Accepted_test
Genotyping by sequencing (GBS) is used to identify genetic variability and to genotype samples more rapidly, and is more cost-effective than whole-genome sequencing. GBS has demonstrated its reliability and flexibility for a number of plant species and populations. The method has been applied to genetic mapping, molecular marker detection, genomic selection, in genetic diversity studies, variety identification, and in conservation biology and evolutionary ecology studies.
GBS significantly reduces both the cost and the time required for sequencing the samples under study. This has led to the need to develop high-quality bioinformatics analysis for the ever-expanding amount of sequenced data.

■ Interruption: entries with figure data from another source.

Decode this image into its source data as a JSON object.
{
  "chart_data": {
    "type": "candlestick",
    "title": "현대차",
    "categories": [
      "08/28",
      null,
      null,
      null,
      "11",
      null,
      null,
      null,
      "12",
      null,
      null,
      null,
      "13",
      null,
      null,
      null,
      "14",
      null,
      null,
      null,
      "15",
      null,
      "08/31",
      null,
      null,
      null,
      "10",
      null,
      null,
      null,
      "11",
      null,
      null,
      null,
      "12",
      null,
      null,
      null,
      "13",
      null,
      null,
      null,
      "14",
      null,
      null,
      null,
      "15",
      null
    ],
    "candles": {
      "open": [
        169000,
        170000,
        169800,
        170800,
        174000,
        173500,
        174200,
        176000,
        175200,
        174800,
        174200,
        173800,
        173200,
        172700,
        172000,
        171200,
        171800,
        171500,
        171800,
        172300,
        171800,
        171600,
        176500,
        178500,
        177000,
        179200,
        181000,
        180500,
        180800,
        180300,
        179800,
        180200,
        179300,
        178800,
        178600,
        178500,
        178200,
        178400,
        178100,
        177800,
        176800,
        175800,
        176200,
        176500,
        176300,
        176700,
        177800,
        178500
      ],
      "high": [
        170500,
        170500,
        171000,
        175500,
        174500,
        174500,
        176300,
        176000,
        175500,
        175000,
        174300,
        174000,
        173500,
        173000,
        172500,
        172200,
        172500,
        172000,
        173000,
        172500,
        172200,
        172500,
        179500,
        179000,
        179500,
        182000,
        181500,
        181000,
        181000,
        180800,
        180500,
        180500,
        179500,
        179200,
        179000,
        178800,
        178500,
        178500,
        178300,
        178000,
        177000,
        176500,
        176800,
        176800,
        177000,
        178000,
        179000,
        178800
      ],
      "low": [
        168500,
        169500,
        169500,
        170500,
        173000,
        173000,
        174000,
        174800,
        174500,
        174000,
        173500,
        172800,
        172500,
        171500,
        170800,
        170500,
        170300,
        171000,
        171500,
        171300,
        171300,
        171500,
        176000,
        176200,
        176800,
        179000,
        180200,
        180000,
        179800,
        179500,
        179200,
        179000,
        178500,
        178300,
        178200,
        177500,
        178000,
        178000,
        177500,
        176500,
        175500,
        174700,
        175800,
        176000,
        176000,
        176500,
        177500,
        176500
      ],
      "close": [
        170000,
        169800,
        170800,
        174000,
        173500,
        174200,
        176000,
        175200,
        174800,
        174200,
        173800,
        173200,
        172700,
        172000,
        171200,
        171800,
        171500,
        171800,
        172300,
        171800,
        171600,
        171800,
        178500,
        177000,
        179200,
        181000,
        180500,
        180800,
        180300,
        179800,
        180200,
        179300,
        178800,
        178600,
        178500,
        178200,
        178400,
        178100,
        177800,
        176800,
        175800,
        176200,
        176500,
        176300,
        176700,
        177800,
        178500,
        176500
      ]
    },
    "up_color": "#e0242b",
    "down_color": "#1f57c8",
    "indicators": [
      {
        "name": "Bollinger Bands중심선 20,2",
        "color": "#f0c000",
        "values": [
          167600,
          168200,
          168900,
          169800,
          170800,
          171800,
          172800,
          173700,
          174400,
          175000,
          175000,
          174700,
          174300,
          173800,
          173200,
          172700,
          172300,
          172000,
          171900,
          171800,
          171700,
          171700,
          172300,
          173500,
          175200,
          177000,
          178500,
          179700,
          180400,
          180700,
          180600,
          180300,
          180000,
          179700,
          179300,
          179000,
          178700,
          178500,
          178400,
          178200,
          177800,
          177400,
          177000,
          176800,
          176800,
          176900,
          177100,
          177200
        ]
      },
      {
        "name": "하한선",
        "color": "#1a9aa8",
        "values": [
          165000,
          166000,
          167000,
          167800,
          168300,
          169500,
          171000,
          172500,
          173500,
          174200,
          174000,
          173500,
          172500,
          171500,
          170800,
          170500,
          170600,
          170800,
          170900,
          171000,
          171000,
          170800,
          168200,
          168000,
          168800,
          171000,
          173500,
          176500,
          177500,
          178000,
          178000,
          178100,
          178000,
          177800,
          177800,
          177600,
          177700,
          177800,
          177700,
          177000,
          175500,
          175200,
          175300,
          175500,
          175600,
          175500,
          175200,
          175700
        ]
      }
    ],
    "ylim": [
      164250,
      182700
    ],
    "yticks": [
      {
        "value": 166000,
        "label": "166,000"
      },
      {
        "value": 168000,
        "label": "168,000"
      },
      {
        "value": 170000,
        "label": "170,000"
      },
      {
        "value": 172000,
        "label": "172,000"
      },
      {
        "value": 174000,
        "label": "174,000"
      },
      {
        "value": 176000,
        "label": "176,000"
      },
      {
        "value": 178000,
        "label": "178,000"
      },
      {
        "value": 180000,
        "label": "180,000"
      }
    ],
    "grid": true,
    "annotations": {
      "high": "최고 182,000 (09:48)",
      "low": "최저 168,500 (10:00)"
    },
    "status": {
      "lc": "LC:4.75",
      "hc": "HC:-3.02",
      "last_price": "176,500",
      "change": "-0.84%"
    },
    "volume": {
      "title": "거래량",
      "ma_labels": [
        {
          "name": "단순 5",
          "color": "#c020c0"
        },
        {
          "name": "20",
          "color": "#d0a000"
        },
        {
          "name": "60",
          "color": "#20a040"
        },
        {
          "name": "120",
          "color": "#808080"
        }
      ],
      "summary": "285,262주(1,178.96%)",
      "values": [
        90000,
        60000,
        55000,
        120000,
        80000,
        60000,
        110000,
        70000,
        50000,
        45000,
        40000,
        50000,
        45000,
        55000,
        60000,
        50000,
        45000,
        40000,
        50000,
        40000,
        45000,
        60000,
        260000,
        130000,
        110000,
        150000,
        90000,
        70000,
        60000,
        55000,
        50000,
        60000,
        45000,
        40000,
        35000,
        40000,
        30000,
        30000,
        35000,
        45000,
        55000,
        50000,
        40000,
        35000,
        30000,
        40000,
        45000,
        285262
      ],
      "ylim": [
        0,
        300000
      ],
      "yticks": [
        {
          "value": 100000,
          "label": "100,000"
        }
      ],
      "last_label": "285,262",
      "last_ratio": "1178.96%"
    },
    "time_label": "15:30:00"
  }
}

In the present work, we have developed the GBS-DP bioinformatics pipeline for analyzing GBS-derived data. The pipeline is applicable to any species of organisms. The pipeline is fully automated and allows processing large amounts of data (more than 400 samples). The pipeline provides results of evaluation of basic characteristics of sequenced libraries: read length for each library, average read depth, number of reads per library, average coverage of each library and all libraries in general. Also provides the results of the search for polymorphisms between the genotypes analyzed, distribution of the identified SNPs across chromosomes, principal component analysis of genotypes based on the identified SNPs, and construction of a phylogenetic tree.